Por eso te casaste sin amor.
Realmente apestas, ¿sabes?
¿Quieres que te enseñe cómo seducir a alguien?
—sonrió mientras se acercaba a ella—.
¿O tienes miedo?
—¡Kyaa!
—Diana dejó escapar un pequeño grito mientras todo su cuerpo hormigueaba, saltando hacia atrás rápidamente para distanciarse de Strax.
—Fufufu, qué linda —dijo él, mordiéndose los labios juguetonamente, antes de mirarla de nuevo; su cuerpo estaba sin aliento, y ella estaba completamente sonrojada.
«Así que el Encanto funciona en ella…
qué divertido», pensó Strax mientras veía la notificación de que la habilidad [Encanto afectó a Diana Vorah].
«Esto va a ser bastante interesante…», concluyó antes de volverse hacia ella.
—Escúpelo.
El viejo quiere verme, ¿verdad?
—preguntó Strax, y Diana se sorprendió pero asintió ligeramente…—.
Te está esperando en su oficina…
Strax sonrió ante la reacción de Diana.
Ella, usualmente tan controlada y calculadora, había sido completamente tomada por sorpresa.

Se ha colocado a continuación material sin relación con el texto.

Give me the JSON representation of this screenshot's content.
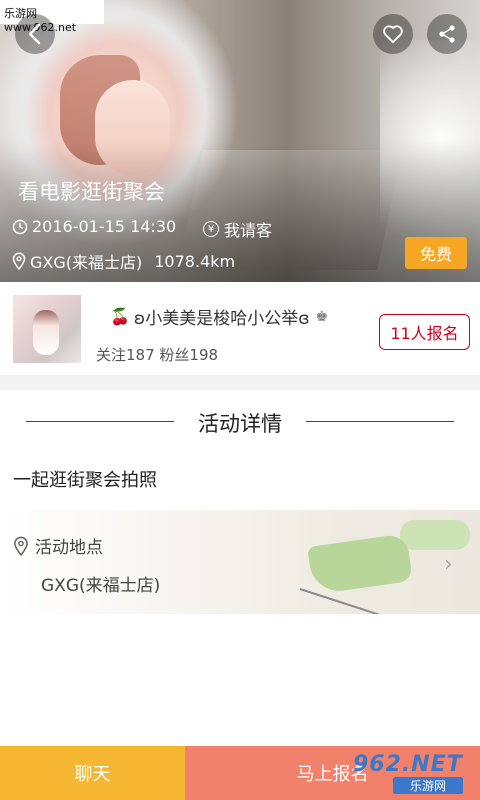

Sabía que la habilidad [Encanto] tenía un efecto poderoso, pero ver su reacción fue inesperado y, para él, bastante divertido.
—Bueno, parece que la ‘madrastra inspiradora’ no estaba preparada para esto, ¿eh?
—bromeó, caminando hacia la puerta mientras Diana se componía, su rostro aún ligeramente sonrojado.
Ella se pasó una mano por el cabello, respirando profundamente para recuperar la compostura.
—Eres más peligroso de lo que pareces, Strax.
Necesito vigilarte.
Él soltó una breve risa.
—Te advertí que jugar con fuego era arriesgado, pero insististe en probarlo.
De todas formas, el viejo me está esperando, así que mejor no lo hago esperar demasiado.
—Hizo una pausa en la puerta, mirándola por encima del hombro con una sonrisa traviesa—.
¿Quién sabe, tal vez otro día aprenderás a usar ese encanto correctamente?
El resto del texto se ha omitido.